Yes, while playing a game you may suffer concussions — along with all sorts of other injuries, from torn ligaments to broken bones to a ruptured spleen to a serious neck injury causing permanent paralysis or death. It’s also important to realize that the accumulation of concussions and subconcussive blows to the head could cause long-term health issues, like ALS, Parkinson’s disease, Alzheimer’s disease, and/or dementia.
The existential threat to the game arising from the possible restriction of the flow of young players who, over time, will hone the best of the best into NFL-caliber athletes is real, but largely unspoken. While enough young men will continue to choose to play football (and will be permitted to do so by their parents), the quality of the athletes who make it to the highest level of the sport could diminish, over time, if the broader pool of players shrinks.
It doesn’t mean other sports are risk-free. If you’ve been watching the World Cup, you’ve seen a constant stream of subconcussive blows to the head (or possibly undiagnosed concussions), every time a player uses his skull to contact the ball. Beyond that, players’ heads are struck by elbows and knees and cleats and other heads.

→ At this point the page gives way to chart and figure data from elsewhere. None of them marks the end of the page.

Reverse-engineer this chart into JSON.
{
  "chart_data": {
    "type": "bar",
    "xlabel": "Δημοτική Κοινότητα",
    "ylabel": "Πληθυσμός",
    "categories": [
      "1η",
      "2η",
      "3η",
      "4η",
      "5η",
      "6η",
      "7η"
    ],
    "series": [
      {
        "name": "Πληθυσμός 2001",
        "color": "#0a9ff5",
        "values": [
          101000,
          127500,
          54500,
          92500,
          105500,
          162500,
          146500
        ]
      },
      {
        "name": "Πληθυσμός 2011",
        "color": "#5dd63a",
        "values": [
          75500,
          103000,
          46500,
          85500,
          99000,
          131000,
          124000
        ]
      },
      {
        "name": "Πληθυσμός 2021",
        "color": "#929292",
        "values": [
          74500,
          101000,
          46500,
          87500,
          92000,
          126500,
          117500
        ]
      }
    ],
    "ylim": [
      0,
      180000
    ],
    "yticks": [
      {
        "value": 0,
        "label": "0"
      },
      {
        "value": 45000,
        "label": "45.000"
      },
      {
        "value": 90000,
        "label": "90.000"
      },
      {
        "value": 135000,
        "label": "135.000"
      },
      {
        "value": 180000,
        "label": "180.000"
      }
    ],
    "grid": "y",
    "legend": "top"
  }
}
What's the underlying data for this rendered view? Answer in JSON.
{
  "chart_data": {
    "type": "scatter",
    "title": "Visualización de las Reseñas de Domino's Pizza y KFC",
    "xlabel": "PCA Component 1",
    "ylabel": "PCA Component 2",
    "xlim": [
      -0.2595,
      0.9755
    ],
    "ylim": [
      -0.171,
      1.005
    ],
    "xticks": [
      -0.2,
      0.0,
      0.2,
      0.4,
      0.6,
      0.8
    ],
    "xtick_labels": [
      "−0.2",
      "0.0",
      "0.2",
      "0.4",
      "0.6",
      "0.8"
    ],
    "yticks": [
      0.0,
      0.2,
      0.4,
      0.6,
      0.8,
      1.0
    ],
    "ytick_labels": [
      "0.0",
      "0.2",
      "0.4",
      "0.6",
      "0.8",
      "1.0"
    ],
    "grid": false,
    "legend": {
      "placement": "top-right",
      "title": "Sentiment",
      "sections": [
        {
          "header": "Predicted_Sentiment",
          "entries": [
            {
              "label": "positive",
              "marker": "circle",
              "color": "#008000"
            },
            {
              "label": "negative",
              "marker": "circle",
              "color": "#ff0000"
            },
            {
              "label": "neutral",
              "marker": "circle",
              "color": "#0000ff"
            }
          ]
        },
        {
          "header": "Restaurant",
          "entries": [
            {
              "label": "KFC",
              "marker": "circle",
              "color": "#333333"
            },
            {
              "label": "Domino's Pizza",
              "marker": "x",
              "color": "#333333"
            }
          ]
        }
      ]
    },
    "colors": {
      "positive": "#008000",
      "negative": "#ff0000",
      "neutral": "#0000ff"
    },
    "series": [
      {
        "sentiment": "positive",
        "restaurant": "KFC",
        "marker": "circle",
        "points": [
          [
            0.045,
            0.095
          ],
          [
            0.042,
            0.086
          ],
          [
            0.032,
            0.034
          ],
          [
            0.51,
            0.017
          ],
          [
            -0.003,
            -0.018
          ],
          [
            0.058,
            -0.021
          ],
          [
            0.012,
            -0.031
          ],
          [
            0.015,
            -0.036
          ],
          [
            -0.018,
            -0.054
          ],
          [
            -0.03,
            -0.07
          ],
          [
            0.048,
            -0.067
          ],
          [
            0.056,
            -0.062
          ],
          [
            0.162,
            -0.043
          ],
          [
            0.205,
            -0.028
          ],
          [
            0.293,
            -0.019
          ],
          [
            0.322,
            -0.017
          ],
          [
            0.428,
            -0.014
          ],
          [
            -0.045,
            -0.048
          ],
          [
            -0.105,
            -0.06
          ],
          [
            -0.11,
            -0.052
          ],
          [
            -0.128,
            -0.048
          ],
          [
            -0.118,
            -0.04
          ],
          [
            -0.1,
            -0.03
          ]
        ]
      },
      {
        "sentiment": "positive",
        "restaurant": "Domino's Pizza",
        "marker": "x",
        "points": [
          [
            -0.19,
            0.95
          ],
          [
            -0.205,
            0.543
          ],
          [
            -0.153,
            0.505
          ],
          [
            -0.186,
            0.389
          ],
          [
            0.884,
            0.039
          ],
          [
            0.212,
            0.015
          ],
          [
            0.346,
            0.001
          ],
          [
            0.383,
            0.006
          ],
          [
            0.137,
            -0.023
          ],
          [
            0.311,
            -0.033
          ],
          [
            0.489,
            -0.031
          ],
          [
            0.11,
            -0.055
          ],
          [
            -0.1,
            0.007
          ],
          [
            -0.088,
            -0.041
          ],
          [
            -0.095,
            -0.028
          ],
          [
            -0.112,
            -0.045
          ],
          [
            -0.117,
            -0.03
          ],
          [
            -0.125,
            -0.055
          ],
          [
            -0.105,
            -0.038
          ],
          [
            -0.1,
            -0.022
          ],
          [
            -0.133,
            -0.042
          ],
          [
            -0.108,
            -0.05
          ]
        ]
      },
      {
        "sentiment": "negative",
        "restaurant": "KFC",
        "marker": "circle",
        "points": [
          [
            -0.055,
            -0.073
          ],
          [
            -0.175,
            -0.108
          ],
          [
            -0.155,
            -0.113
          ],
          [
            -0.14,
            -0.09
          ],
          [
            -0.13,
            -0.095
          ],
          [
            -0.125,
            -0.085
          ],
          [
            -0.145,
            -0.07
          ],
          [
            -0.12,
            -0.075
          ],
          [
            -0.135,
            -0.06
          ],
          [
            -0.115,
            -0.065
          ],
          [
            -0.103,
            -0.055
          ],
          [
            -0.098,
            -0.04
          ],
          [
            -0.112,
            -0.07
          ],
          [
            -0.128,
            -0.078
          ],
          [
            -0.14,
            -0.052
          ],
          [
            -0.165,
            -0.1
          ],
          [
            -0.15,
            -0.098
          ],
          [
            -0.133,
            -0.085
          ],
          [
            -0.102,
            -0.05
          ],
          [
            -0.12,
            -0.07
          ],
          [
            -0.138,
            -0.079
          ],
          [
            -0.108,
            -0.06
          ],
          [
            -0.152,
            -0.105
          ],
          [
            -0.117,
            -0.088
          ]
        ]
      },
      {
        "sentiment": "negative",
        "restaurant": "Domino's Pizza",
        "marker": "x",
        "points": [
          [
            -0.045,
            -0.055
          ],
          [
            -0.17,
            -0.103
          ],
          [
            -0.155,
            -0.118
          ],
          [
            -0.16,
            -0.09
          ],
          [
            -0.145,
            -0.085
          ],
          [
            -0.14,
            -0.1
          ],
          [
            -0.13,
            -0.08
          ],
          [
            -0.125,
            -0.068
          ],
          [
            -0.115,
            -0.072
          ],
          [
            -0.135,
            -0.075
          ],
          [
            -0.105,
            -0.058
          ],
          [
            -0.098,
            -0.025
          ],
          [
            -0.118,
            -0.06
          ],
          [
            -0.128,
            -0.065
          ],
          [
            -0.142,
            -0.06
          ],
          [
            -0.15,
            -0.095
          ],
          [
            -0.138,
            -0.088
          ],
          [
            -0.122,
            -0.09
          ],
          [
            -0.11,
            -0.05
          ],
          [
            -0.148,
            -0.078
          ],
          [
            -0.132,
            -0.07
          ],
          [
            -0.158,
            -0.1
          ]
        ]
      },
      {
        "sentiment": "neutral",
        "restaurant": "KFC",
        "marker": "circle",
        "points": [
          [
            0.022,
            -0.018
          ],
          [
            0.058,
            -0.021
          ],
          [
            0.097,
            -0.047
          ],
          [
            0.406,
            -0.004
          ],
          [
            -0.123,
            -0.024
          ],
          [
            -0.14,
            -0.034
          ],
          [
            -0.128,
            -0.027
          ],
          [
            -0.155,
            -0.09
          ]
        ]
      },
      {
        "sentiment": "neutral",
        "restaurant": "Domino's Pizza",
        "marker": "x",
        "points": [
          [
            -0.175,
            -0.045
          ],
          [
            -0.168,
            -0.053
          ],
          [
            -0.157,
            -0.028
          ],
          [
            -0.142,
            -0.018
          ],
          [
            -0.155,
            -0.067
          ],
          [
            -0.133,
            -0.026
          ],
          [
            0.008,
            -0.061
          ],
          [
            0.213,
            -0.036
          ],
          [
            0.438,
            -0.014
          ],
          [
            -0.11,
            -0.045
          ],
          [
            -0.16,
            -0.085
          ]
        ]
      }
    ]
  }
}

Hockey, rugby, basketball, and baseball are also physical in their own ways, with an ever-present risk for head trauma. And combat sports like the UFC feature a stunning level of brutality, with fighters often taking repeated devastating blows to the head until the referee can literally dive between the participants to end it.
People will always choose to take risks in order to participate in the sports they enjoy. And many believe the benefits of participation in sports that entail the risk of brain injury outweigh the risks. Still, the risks should be acknowledged.
For the feature that disclosed Johnson’s fight with ALS, it wasn’t even a footnote.